In accordance with Article 8:2 of the Companies and Associations Code (CAC), general partnerships, limited partnerships, limited liability companies and cooperative societies may apply to the Minister of the Economy for approval as an "agricultural company" (entreprise agricole).

This approval as an agricultural company replaces the legal form of a 'société agricole' (which has been no longer possible since the entry into force of the CAC).

Agricultural companies existing on the date of entry into force of the CAC are presumed to be approved as an "entreprise agricole", it being understood that this presumption may be reversed by the Minister of the Economy in compliance with certain conditions (see royal decree of 28 June 2019 implementing Article 42, § 4, of the law of 23 March 2019 introducing the Companies and Associations Code and containing various provisions concerning the presumption of approval as an agricultural company and as a social company).

Conditions for approval

The conditions for obtaining approval as an agricultural company are as follows (Article 2 of the aforementioned royal decree of 28 June 2019):

1° the company's main object must be the exercise of an agricultural activity;

2° only natural persons may be partners;

3° the company must be made up of at least two partners (at least one of whom must be a managing partner);

4° the shares of the company must be registered shares of equal value;

5° the managing partner must devote at least half of his working time to the operation of the agricultural activity and derive at least half of his professional income from the active operation of the agricultural activity;

6° the general meeting of the company must have the power (i) to appoint the managing partner or partners, (ii) to terminate the mandate of managing partner subject to prior notice and (iii) to dismiss the managing partner or partners for serious reasons;

7° the consent of the general meeting of the company must be required for the transfer of shares of one or more partners in the event of death or inter vivos;

8° for any transfer of shares inter vivos, each managing partner has a right of pre-emption;

9° the consent of each managing partner must be required for any amendment to the articles of the company as well as in the case of voluntary dissolution of the company (except in the case of dismissal of one of the managing partners for serious reasons);

10° the minimum remuneration derived from the company must accrue directly to the managing partner or managing partners (provided that, if the company provides for distributions other than that remuneration, the articles of association of the company must mention the conditions and beneficiaries of those distributions).

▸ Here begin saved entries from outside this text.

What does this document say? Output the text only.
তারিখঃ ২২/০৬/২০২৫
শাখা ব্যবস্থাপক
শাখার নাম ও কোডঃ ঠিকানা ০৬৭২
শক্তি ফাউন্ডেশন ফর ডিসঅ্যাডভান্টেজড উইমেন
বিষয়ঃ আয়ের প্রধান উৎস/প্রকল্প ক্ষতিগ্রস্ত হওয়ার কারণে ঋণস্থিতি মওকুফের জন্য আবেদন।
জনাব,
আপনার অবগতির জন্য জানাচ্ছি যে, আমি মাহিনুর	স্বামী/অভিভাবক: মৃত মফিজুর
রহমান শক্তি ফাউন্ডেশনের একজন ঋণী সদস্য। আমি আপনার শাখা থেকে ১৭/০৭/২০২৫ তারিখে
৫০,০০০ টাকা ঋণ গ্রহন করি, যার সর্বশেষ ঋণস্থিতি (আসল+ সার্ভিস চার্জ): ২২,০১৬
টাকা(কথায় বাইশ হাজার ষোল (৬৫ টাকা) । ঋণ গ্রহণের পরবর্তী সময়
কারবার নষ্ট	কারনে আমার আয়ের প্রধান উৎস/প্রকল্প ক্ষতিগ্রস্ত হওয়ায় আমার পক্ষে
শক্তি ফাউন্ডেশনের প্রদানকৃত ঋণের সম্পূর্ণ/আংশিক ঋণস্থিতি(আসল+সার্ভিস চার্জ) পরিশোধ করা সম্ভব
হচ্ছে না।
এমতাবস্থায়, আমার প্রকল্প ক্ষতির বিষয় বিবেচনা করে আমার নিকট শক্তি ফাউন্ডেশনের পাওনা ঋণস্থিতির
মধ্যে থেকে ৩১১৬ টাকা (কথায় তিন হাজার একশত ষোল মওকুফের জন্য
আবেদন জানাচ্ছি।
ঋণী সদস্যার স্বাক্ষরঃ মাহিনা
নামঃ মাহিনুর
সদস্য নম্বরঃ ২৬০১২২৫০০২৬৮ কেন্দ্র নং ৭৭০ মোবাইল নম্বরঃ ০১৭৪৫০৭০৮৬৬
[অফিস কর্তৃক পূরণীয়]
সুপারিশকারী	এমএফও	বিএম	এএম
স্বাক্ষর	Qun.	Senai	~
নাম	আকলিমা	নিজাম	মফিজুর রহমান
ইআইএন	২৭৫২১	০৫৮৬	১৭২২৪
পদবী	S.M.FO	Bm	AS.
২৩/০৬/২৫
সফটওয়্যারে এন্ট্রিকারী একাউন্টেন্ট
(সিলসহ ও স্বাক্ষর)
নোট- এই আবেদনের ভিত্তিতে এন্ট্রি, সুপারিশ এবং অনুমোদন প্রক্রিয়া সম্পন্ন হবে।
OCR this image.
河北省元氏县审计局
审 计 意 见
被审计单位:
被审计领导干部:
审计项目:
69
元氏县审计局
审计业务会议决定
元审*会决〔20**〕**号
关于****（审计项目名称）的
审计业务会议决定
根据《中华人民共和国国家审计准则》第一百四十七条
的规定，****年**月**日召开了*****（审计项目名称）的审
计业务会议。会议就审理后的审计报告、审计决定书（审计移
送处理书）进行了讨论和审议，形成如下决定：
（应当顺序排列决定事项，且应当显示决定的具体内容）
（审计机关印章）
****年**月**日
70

Procedure and duration of approval

The application for approval must be submitted by post or e-mail using an application form (DOC, 41.5 KB) which can be downloaded from the FPS Economy website. The application for approval must be accompanied by:

1° proof of incorporation of the company;

2° a copy of the coordinated articles of association of the company;

3° where applicable, a copy of the company's internal rules and regulations;

4° the minutes of the last general meeting of the company.

Companies that meet the conditions for approval are approved for an indefinite period. The approval remains valid as long as their articles of association, operations and activities remain in conformity with these conditions. Regular checks are organised in this regard by officials from the FPS Economy.